Any game mechanic for upgrading ships should take these factors into account: 1) The cost difference between the original ship and the upgraded ship to prevent cheese. 2) The distance from the planet it was constructed on (to prevent cheese with building super fast ships and then upgrading them to mega death ships easily). 3) The MANUFACTURING capacity of either your planet or your civilization to reward players who have built up a manufacturing capacity -- MONEY should NOT come into play unless it's at a massive penalty. |
You cannot stop the player from cheesing you in the field, if you allow in-field upgrades! All you will be able to do is slow them down to a certain extent.
Now, are you really married to an in-field upgrade solution? If so, you are providing players and AI alike a production bonus, because their starports can be busy making new, cheap units, and let the in-field upgrade process finish the work! You can raise the cost up (ie, every bc/shield difference in the upgrade versus the build new cost is x5 upward (depending on whatever techs you want to use to adjust costs in the field). Refitting at a starbase or starport should be at just x2 construct new costs (because you are just refitting an existing base, the piecemeal updating should be cheaper to step up then scrap and build new, but it should cost more then just building an empty hull and then refitting so the optimal path is to build the best you can when its new!.)
If, however, you change it so all work has to be done at a starport/starbase, then the balance is back on the side of the biggest empires with the best industry. That would be the MoO2 system, btw. You could automate this approach, sit a button on a ship in the field that when clicked, sends it to the nearest StarPort and has it queue itself into that starport after whatever is being built. Then the ship would rally/auto-launch/notify as any build.
What kind of cheese do you want to stop? The SMAC minimum shell to instant uber unit? This is a way to do that. You could limit in-field upgrades to an empire's Logistics. Have any and all upgrades suck up military spending (stopping all production at home if you are upgrading a huge navy in the field, for instance), and use that production build, up to your Logistics rating (x something reasonable after game balancing). This means that in mid-game, it would take you a long time to upgrade 100 Serpents in the field, because your Logisitics just isn't high enough to rework everything quickly. This means that sending them back to be reworked at a planet's star dock wouldn't matter in a logistical sense, as that still requires the same resource that is being used to upgrade everyone. Only the actual cost is changing (based on range modifier). And I'd make the Range Mod itself based on Logistics.
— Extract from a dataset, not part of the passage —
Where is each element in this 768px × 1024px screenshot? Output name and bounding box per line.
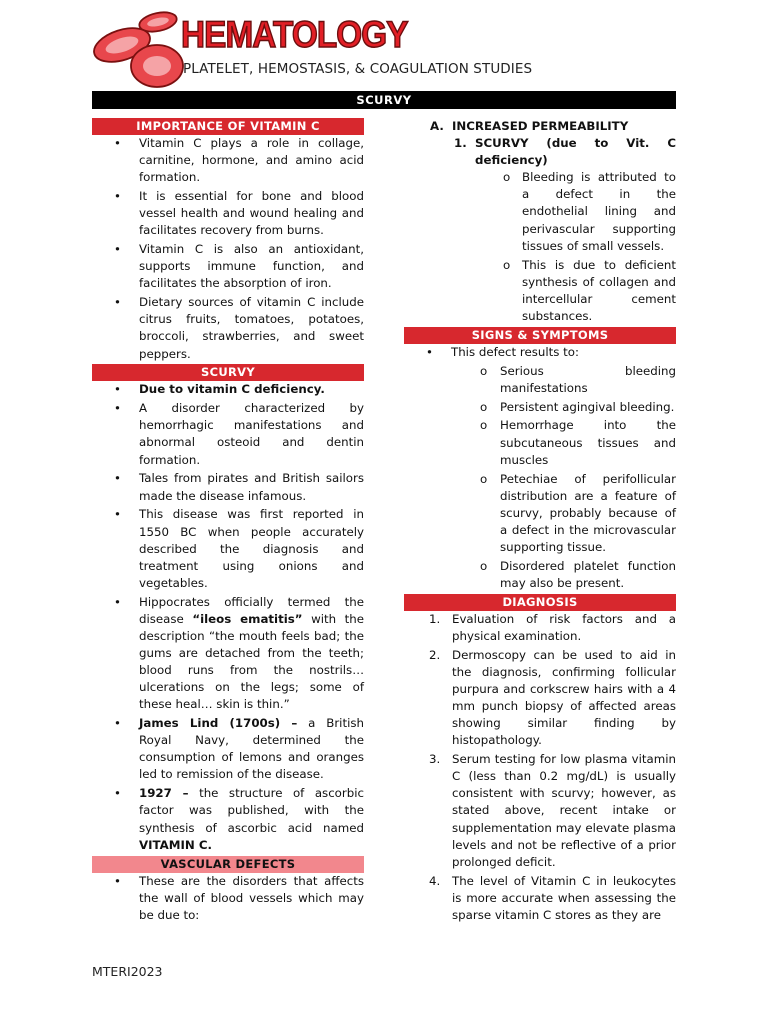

For example, I have a Logistics of 50. This lets me upgrade 50 x4 (current game balance setting) shields worth of my ships (wherever). I've got 50 old battleships I want to upgrade with new defense and some meaner weapons, and the total shields worth of work, per ship, amounts to 150 each. This means I can upgrade 4 ships in 3 turns (1.33 ships per turn) That means it will take 37 turns to be able to process all those ships in the first place. Now, range could really eat into my costs (sucking yet more military production up from my empire). Under this set up, an empire with a large military budget would be able to better afford upgrading its in field units. And Logistically advanced societies would be able to more quickly and more efficently re-outfit the ships in field. (I'd suggest you modify the cost for range after determining the maximum rate of upgrading, so that the amount of ships done per turn remains the same, if the empire can afford it. This would help both players and AI figure out how long it will take to upgrade their fleets, although the range cost could make humans miscount what they get done at home while doing the upgrades).
Sound reasonable? Of course, as I said, if you just send the ships to a shipyard, you get around all this, as the same mechanism that builds new ships will upgrade old ships. But that can be troublesome to worry about when playing with massive fleets (made worse on large maps as out lying worlds might probably won't have the production capability to put in those big upgrades).